NEW YORK (CNN/Money) -
For centuries, the beer faithful have made pilgrimages to places like London, Brussels and Munich in search of the perfect pint.
Today, there's a new hot spot to drink a cold one: San Diego.
A city generally noted for boats and beaches has become a center for suds. In fact, it is now home to three of the 10 top brewers in the world, at least according to a recent survey conducted by the Web site, RateBeer.com.
A trio of upstart beermakers -- who range from a beachfront pizzeria that makes its own beer to a fast-growing regional brewery -- have put Southern California on the map. For a region that was considered a beer wasteland as recently as the 1980s, that's no small achievement
(Click here to see the full results.)
The poll claims to be the world's largest. Some 30,000 different beers from over 4,000 brewers were eligible. Voters from more than 65 countries participated, according to the site. But the results were decidedly pro-American.
In the end, the survey showed that, like politics, all beer is local: two-thirds of the brewers judged the best were made in the U.S.A. American voters vastly outnumbered other nationalities, too. So perhaps it's no surprise that hometown heroes were on proud display.
Even if the results are a bit parochial, it shouldn't detract from the fact that American beer lovers have a lot to be thankful for these days.
As the survey reveals, it's never been easier to find quality beer across the land. There's good stuff from here to Kalamazoo (Michigan, that is), where the fine local brewers serve up a range of stouts and ales made from organic local ingredients.

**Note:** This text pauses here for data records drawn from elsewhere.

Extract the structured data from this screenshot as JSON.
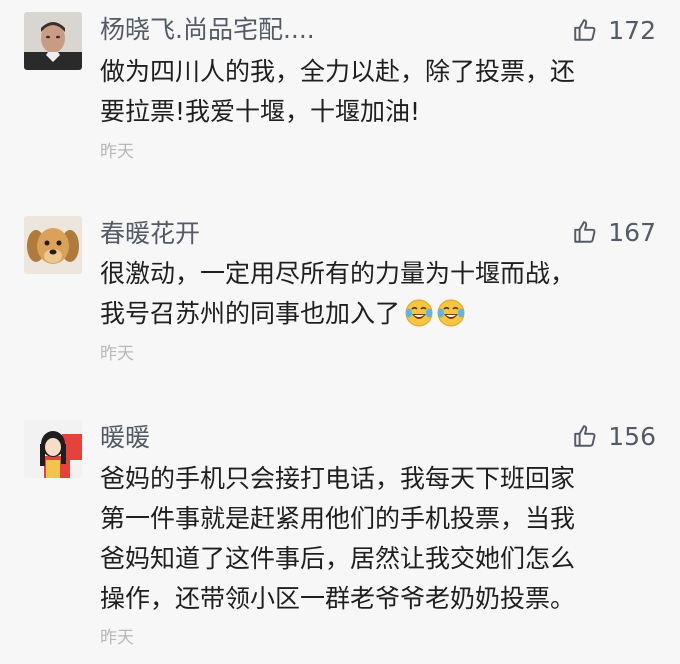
{
  "comments": [
    {
      "username": "杨晓飞.尚品宅配....",
      "likes": "172",
      "lines": [
        "做为四川人的我，全力以赴，除了投票，还",
        "要拉票!我爱十堰，十堰加油!"
      ],
      "time": "昨天",
      "avatar_icon": "man-portrait-avatar-icon"
    },
    {
      "username": "春暖花开",
      "likes": "167",
      "lines": [
        "很激动，一定用尽所有的力量为十堰而战，",
        "我号召苏州的同事也加入了"
      ],
      "emojis": [
        "laugh-cry-emoji-icon",
        "laugh-cry-emoji-icon"
      ],
      "time": "昨天",
      "avatar_icon": "puppy-avatar-icon"
    },
    {
      "username": "暖暖",
      "likes": "156",
      "lines": [
        "爸妈的手机只会接打电话，我每天下班回家",
        "第一件事就是赶紧用他们的手机投票，当我",
        "爸妈知道了这件事后，居然让我交她们怎么",
        "操作，还带领小区一群老爷爷老奶奶投票。"
      ],
      "time": "昨天",
      "avatar_icon": "cartoon-girl-avatar-icon"
    }
  ],
  "colors": {
    "background": "#f7f7f7",
    "username": "#555b66",
    "text": "#1f1f1f",
    "time": "#b8b8b8"
  },
  "icons": {
    "like": "thumbs-up-icon"
  }
}
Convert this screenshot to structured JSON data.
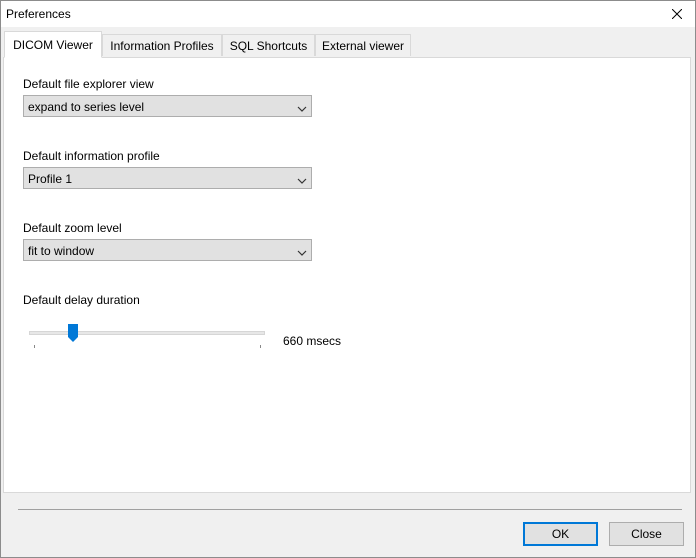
{
  "window": {
    "title": "Preferences"
  },
  "tabs": [
    {
      "label": "DICOM Viewer",
      "active": true
    },
    {
      "label": "Information Profiles",
      "active": false
    },
    {
      "label": "SQL Shortcuts",
      "active": false
    },
    {
      "label": "External viewer",
      "active": false
    }
  ],
  "fields": {
    "file_explorer_view": {
      "label": "Default file explorer view",
      "value": "expand to series level"
    },
    "information_profile": {
      "label": "Default information profile",
      "value": "Profile 1"
    },
    "zoom_level": {
      "label": "Default zoom level",
      "value": "fit to window"
    },
    "delay_duration": {
      "label": "Default delay duration",
      "value_text": "660 msecs",
      "slider_fraction": 0.16
    }
  },
  "buttons": {
    "ok": "OK",
    "close": "Close"
  },
  "colors": {
    "accent": "#0078d7",
    "button_bg": "#e1e1e1",
    "panel_bg": "#ffffff",
    "window_bg": "#f0f0f0"
  },
  "icons": {
    "close": "close-icon",
    "dropdown": "chevron-down-icon",
    "slider_thumb": "slider-thumb-icon"
  }
}
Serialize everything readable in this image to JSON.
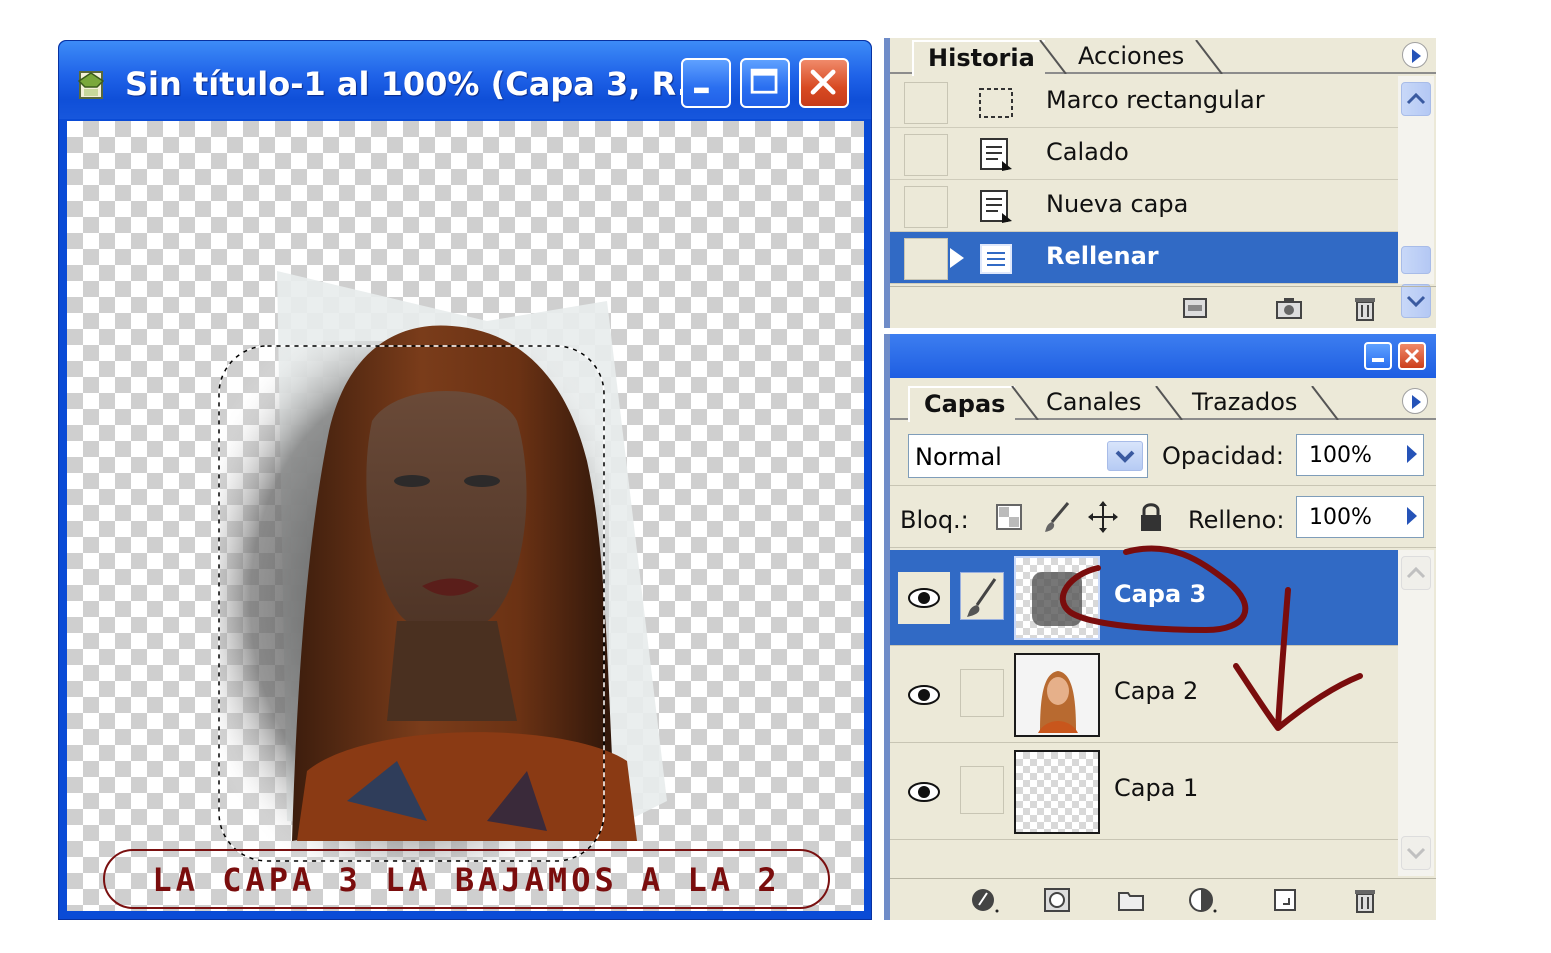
{
  "document_window": {
    "title": "Sin título-1 al 100% (Capa 3, R...",
    "caption": "LA CAPA 3 LA BAJAMOS A LA 2"
  },
  "history_panel": {
    "tabs": [
      {
        "label": "Historia",
        "active": true
      },
      {
        "label": "Acciones",
        "active": false
      }
    ],
    "items": [
      {
        "label": "Marco rectangular",
        "icon": "marquee-icon"
      },
      {
        "label": "Calado",
        "icon": "history-state-icon"
      },
      {
        "label": "Nueva capa",
        "icon": "history-state-icon"
      },
      {
        "label": "Rellenar",
        "icon": "history-state-icon",
        "selected": true
      }
    ]
  },
  "layers_panel": {
    "tabs": [
      {
        "label": "Capas",
        "active": true
      },
      {
        "label": "Canales",
        "active": false
      },
      {
        "label": "Trazados",
        "active": false
      }
    ],
    "blend_mode": "Normal",
    "opacity_label": "Opacidad:",
    "opacity_value": "100%",
    "lock_label": "Bloq.:",
    "fill_label": "Relleno:",
    "fill_value": "100%",
    "layers": [
      {
        "name": "Capa 3",
        "selected": true,
        "visible": true
      },
      {
        "name": "Capa 2",
        "selected": false,
        "visible": true
      },
      {
        "name": "Capa 1",
        "selected": false,
        "visible": true
      }
    ]
  },
  "colors": {
    "selection_blue": "#316ac5",
    "panel_bg": "#ece9d8",
    "annotation_red": "#7a0d0d",
    "titlebar_blue": "#1f62e8"
  }
}
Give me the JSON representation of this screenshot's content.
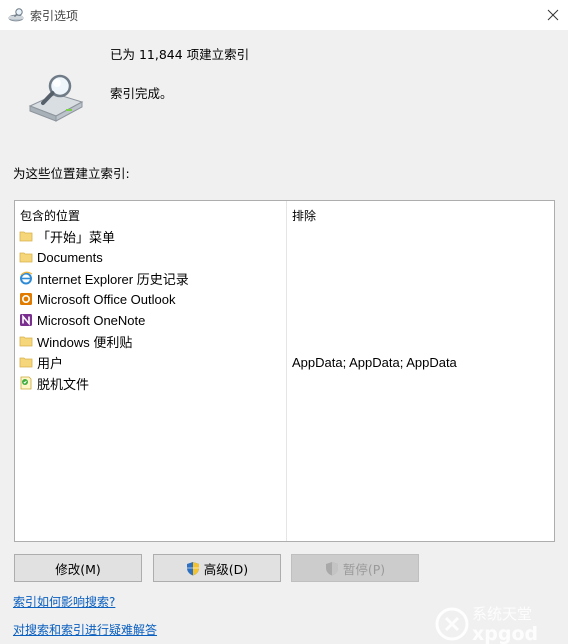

Hoosiers can partake of the magnificent Dark Lords Russian Imperial Stout from Indiana's 3 Floyds Brewing Co. For Mainers, there's Allagash Brewing's various interpretations of Belgian styles.
In fact, about the only region thirsting for good brewers seems to be the Deep South. No company there makes it onto RateBeer's Top 50 list. And in many states in Old Dixie, it's a challenge to find any beer besides the mass-marketed varieties.
Unlike some beer competitions that take place at festivals with professional tasters judging the merits and demerits of various beers, this one was strictly Web-based. The tasting "panel" consisted of everyday drinkers -- amateurs, in other words, not pros.
Those judges were thousands of beer lovers, mostly aged 25 to 35. They sampled respective brews at home then went to the Web site to log their votes and opinions.
"The world's most avid amateur beer enthusiasts participated," RateBeer's Joe Tucker said in a press release. "Because of their amateur status there were no minced words in the reviews -- beers were rated frankly and freely."
Even if the survey wasn't exactly "scientific," RateBeer's total archive is a big one, with over a half million beer ratings collected on its servers. And it shows that American brewers can more than hold their own against a world of choices.
On Independence Day weekend, that's something to celebrate.